Conditional probability of dying from eating a poison fruit

[Addez123]

Summary:: There's 11 fruits, 3 of which is poisionous.
A guy eats 4 of them, a girl eats 6 and a dog gets the last one.

What is the conditional probability of both the girl and guy dying IF the dog made it? One fruit is enough to kill you.

$$P(dog lives) = 8/11$$

$$P(allPeopleDie | dog lives) = P(allPeopleDie \cap dog lives)/P(dog lives) $$
$$P(allPeopleDie \cap dog lives) = ??$$

Even if I could calculate guy & girl both getting atleast one posionous fruit each (allPeopleDie), I can't just multiply that with P(dog lives) because they are not independent. So I have no idea how to solve this. Maybe my whole approach is wrong?

 

[member 587159]

Hint:

$$\{\mathrm{all \ people \ die \ and \ dog \ lives}\}= $$$$\{\mathrm{\ boy \ eats \ two \ poisonous \ fruits \ and \ girl \ one }\}\cup \{\mathrm{\ girl \ eats \ two \ poisonous \ fruits \ and \ boy \ one }\}$$

I wonder who came up with such a sadistic problem :P

 

[Addez123]

I just can't seem to get the right answer.
The answer is 4/5.

A. How many ways can the boy and girl eat 3 fruits and each have atleast one?
A = 2 ways, as you showed above.
B. How many ways can 3 people eat 11 fruits given the guy eats 4, the girl eats 6 and the dog eats 1?
That's an extremely complex question and I've tried for hours and come up with no good answer.

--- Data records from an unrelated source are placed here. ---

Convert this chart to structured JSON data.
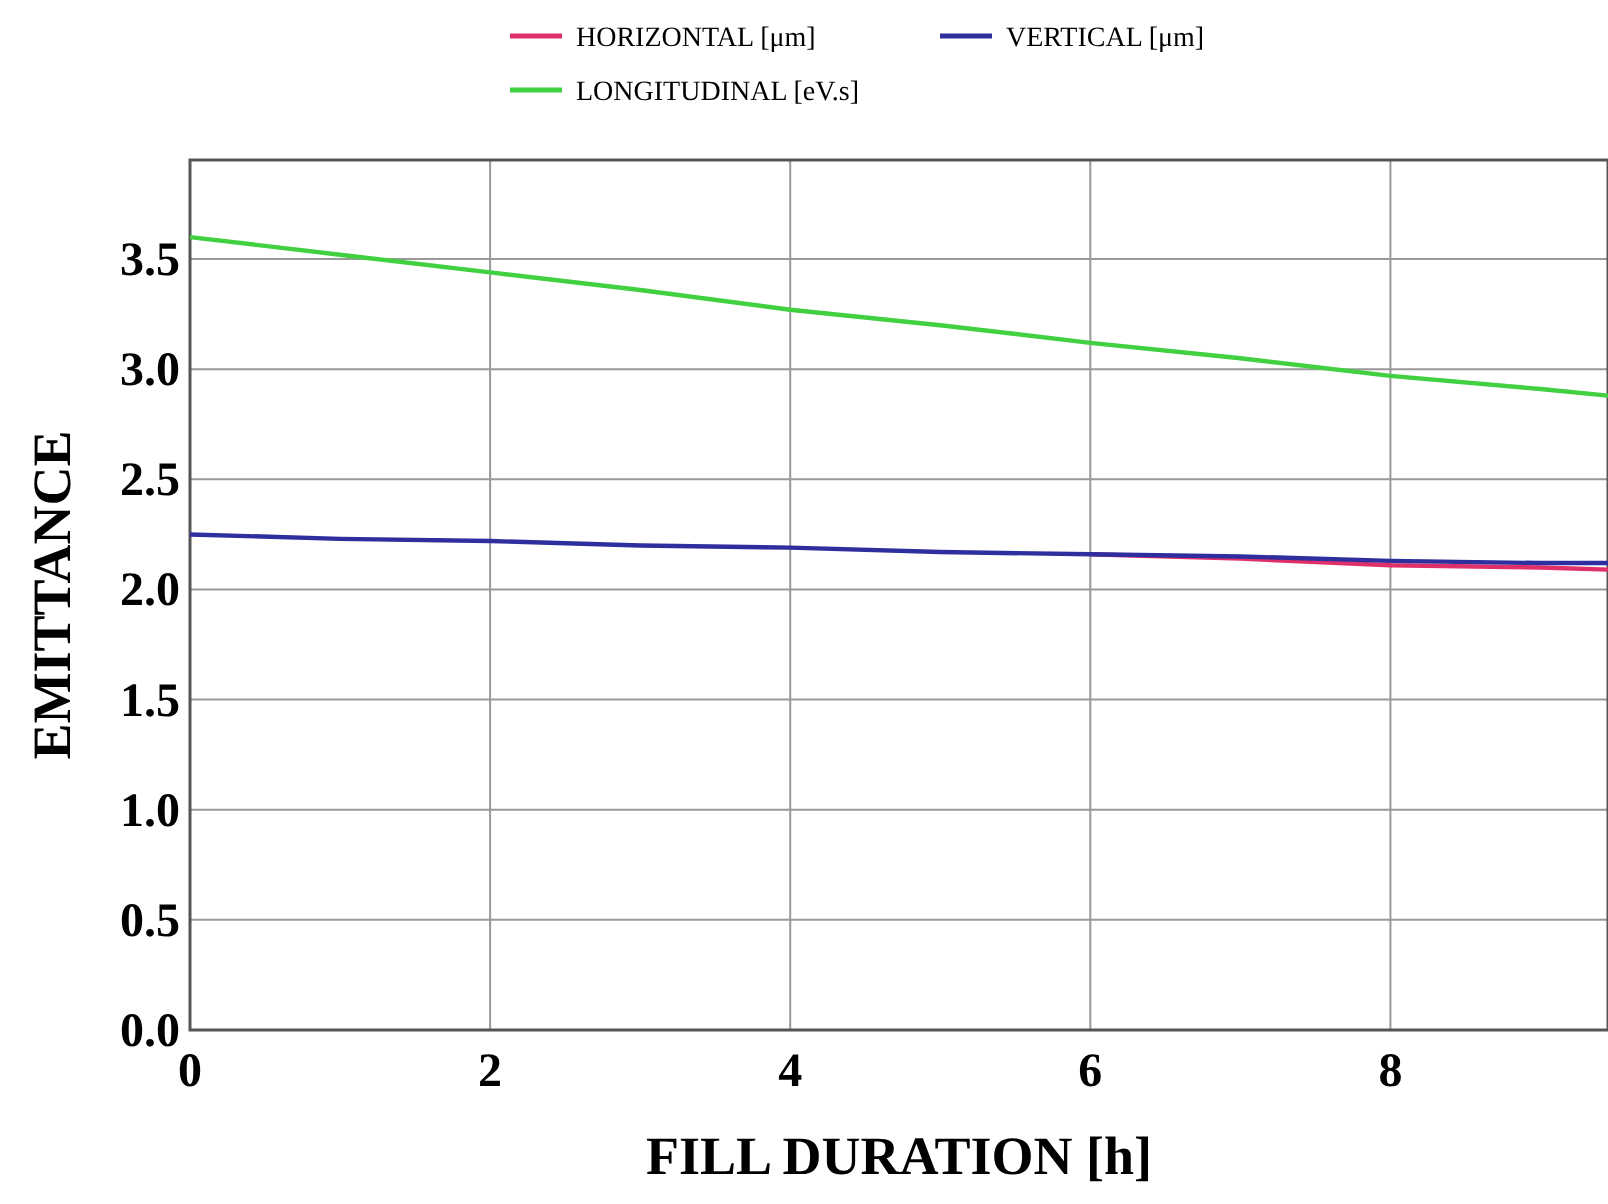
{
  "chart_data": {
    "type": "line",
    "xlabel": "FILL DURATION [h]",
    "ylabel": "EMITTANCE",
    "xlim": [
      0,
      9.45
    ],
    "xticks": [
      0,
      2,
      4,
      6,
      8
    ],
    "ylim": [
      0,
      3.95
    ],
    "yticks": [
      {
        "value": 0,
        "label": "0.0"
      },
      {
        "value": 0.5,
        "label": "0.5"
      },
      {
        "value": 1,
        "label": "1.0"
      },
      {
        "value": 1.5,
        "label": "1.5"
      },
      {
        "value": 2,
        "label": "2.0"
      },
      {
        "value": 2.5,
        "label": "2.5"
      },
      {
        "value": 3,
        "label": "3.0"
      },
      {
        "value": 3.5,
        "label": "3.5"
      }
    ],
    "grid": true,
    "legend": "top",
    "line_style": "solid",
    "x": [
      0,
      1,
      2,
      3,
      4,
      5,
      6,
      7,
      8,
      9,
      9.45
    ],
    "series": [
      {
        "name": "HORIZONTAL [μm]",
        "color": "#e0306a",
        "values": [
          null,
          null,
          null,
          null,
          null,
          null,
          2.16,
          2.14,
          2.11,
          2.1,
          2.09
        ]
      },
      {
        "name": "VERTICAL [μm]",
        "color": "#2e2e9e",
        "values": [
          2.25,
          2.23,
          2.22,
          2.2,
          2.19,
          2.17,
          2.16,
          2.15,
          2.13,
          2.12,
          2.12
        ]
      },
      {
        "name": "LONGITUDINAL [eV.s]",
        "color": "#40d040",
        "values": [
          3.6,
          3.52,
          3.44,
          3.36,
          3.27,
          3.2,
          3.12,
          3.05,
          2.97,
          2.91,
          2.88
        ]
      }
    ]
  }
}
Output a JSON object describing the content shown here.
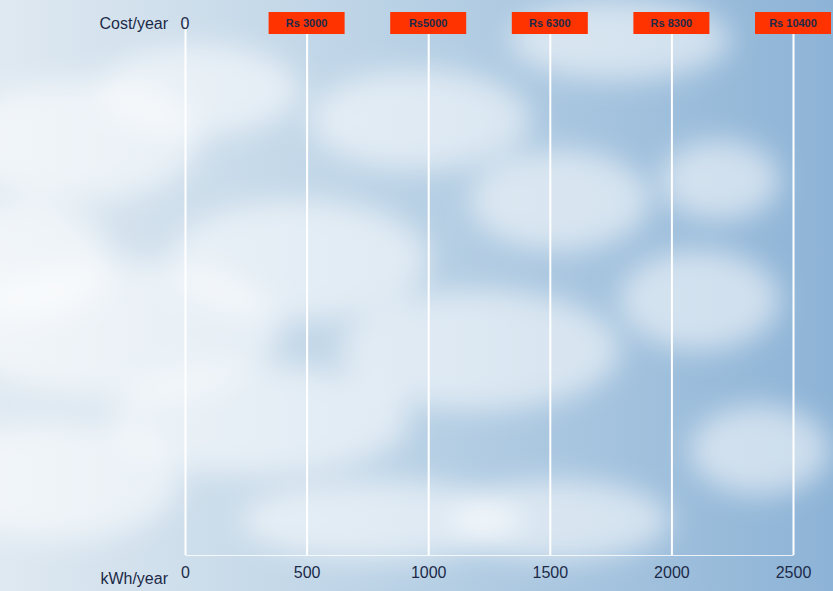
{
  "chart_data": {
    "type": "scale",
    "xlabel": "kWh/year",
    "ylabel": "Cost/year",
    "x": [
      0,
      500,
      1000,
      1500,
      2000,
      2500
    ],
    "values": [
      0,
      3000,
      5000,
      6300,
      8300,
      10400
    ],
    "value_labels": [
      "0",
      "Rs 3000",
      "Rs5000",
      "Rs 6300",
      "Rs 8300",
      "Rs 10400"
    ],
    "data_labels": true,
    "xlim": [
      0,
      2500
    ],
    "xticks": [
      0,
      500,
      1000,
      1500,
      2000,
      2500
    ],
    "grid": true,
    "color": "#ff3300"
  }
}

Solution would be $$P(all people die \cap dog lives) = A/B$$ but I don't have B.

 

[WWGD]

I just can't seem to get the right answer.
The answer is 4/5.

A. How many ways can the boy and girl eat 3 fruits and each have atleast one?
A = 2 ways, as you showed above.
B. How many ways can 3 people eat 11 fruits given the guy eats 4, the girl eats 6 and the dog eats 1?
That's an extremely complex question and I've tried for hours and come up with no good answer.

Solution would be $$P(all people die \cap dog lives) = A/B$$ but I don't have B.

Notice , as QED wrote, that boy and girl must finish up all poison fruits before dog gets anything. Can you see and count the number of ways in which these 3 fruits can be chosen? Look at QED's hint in #2 again.

 

[haruspex]

Note that the order does not matter, so simplest is to deal with the dog first. Dog eats one ok fruit, leaving 7 ok, 3 bad, and we can forget about the dog.
If Romeo and Juliet are both to die, what combinations might the boy eat?

Edit: strike that last line - always look for the smallest set, in this case the set of 3 poisonous fruits.
Consider how these might be selected from the 6+4 eaten by the kids if both are to die.